Os trabalhadores que tiveram sua dignidade agredida, sua liberdade cerceada e a própria sociedade brasileira, na opinião do grupo de procuradores que investigou a empresa, mereciam um tratamento mais respeitoso e a reparação de todos os danos causados, com consequências até os dias de hoje. Nos anos em que aconteceram os fatos, entre as décadas de 1970 e 1980, o empreendimento contou com recursos públicos e benefícios fiscais que ajudaram a alavancar seu negócio de criação de gado fazendo com que se tornasse um dos maiores polos do setor.

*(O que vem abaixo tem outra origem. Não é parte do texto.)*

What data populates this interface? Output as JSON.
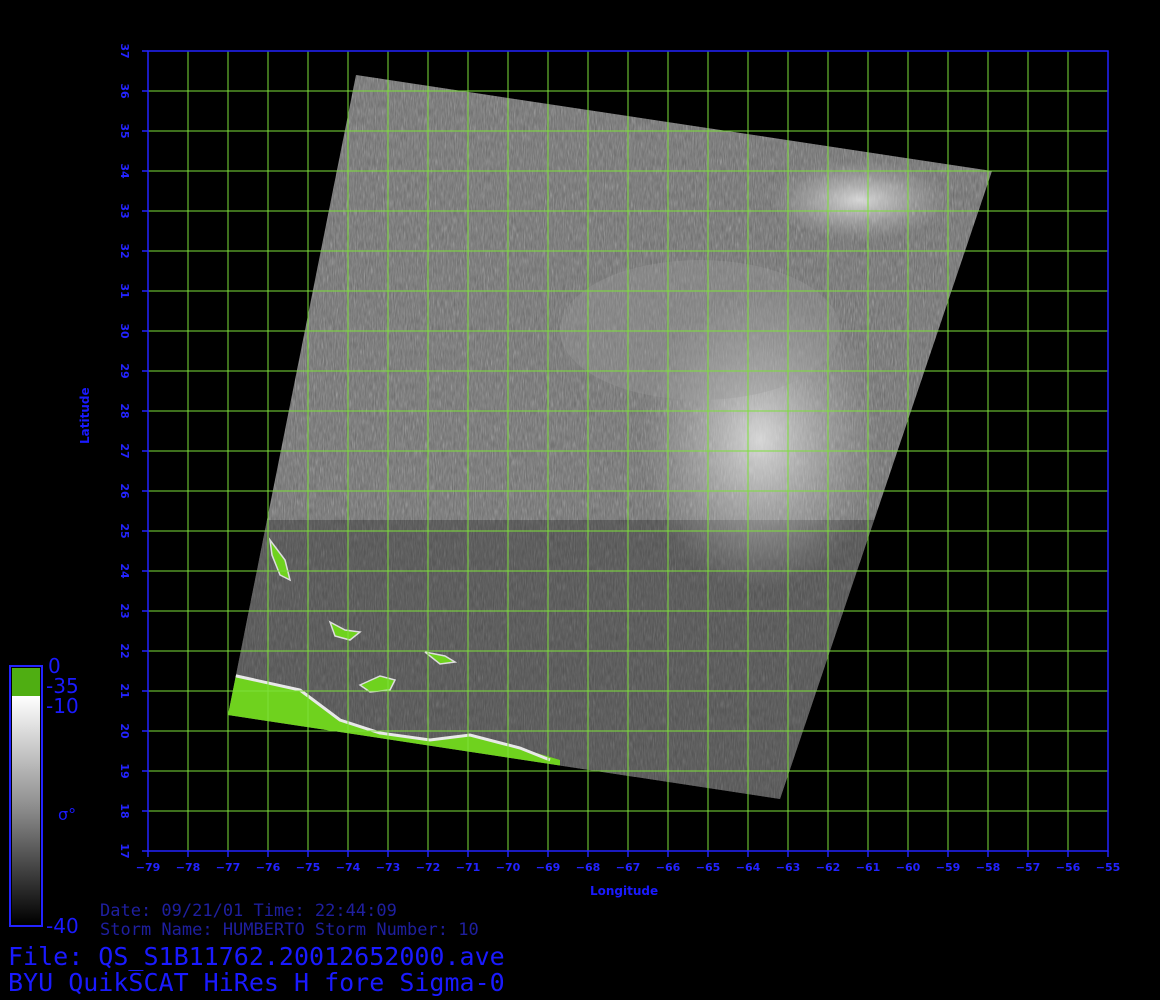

Para o MPT, isso acentua a necessidade de reparação à sociedade brasileira.

Na proposta do MPT, o valor da indenização seria destinado à reparação dos trabalhadores vitimados já identificados e para a criação de um programa de levantamento histórico, identificação e busca de outros trabalhadores que também foram submetidos ao mesmo tratamento naquela fazenda. O MPT adotará todas as medidas judiciais e extrajudiciais necessárias para a efetiva reparação dos danos gerados pela empresa.

Propaganda da fazenda feita pela própria VW na edição 446 da revista Veja, em 22 de março de 1977 | Imagem: Reprodução

Militares induziram a VW a comprar a fazenda durante a ditadura militar

A convite dos militares, a Volkswagen comprou 140 mil hectares de terras na região amazônica em 1973. A Fazenda Vale do Rio Cristalino deveria abrir uma nova área de negócios para o grupo: criação de gado. O projeto fazia parte da estratégia de desenvolvimento nacional naquela época.

Durante na ditadura, os militares induziram a Volkswagen a ir para o Pará para “contribuir para o desenvolvimento da floresta tropical brasileira e não apenas ganhar dinheiro com isso, mas também seguir o lema ‘integrar para não entregar’. Pelos cálculos do MPT, a estimativa é que a fazenda Volkswagen recebeu R$ 700 milhões em recursos públicos, com valores atualizados, para por em prática o empreendimento pecuário.

Além disso, a viabilização do projeto somente foi possível com o desmatamento de parte da floresta amazônica, para que no local surgisse a criação de gado. Para desmatar e fazer o pasto no local, a fazenda contratou “gatos” – como eram chamados os empreiteiros – para recrutar trabalhadores temporários nas aldeias remotas da região e transportá-los para a fazenda.

Comissão de deputados conversa com trabalhadores escravizados pela Volkswagen em 1983 | Foto: Reprodução/Arquivo

Escravizados eram amarrados por capatazes da Volkswagem

Mas em vez dos empregos lucrativos prometidos, os empregados temporários eram obrigados a trabalhar para pagar supostas dívidas, sofriam violência e eram ameaçados, além de serem impedidos de deixar a região.

Testemunhas na investigação do MPT, ex-trabalhadores relatam que eles eram amarrados por ordem dos capatazes, após tentativas de fuga, trabalhavam sob a mira de armas e falaram até em mortes no local. Apesar do que alega a Volkswagen, o MPT acredita que tais violações na propriedade não poderiam ter ocorrido sem que a empresa tivesse conhecimento.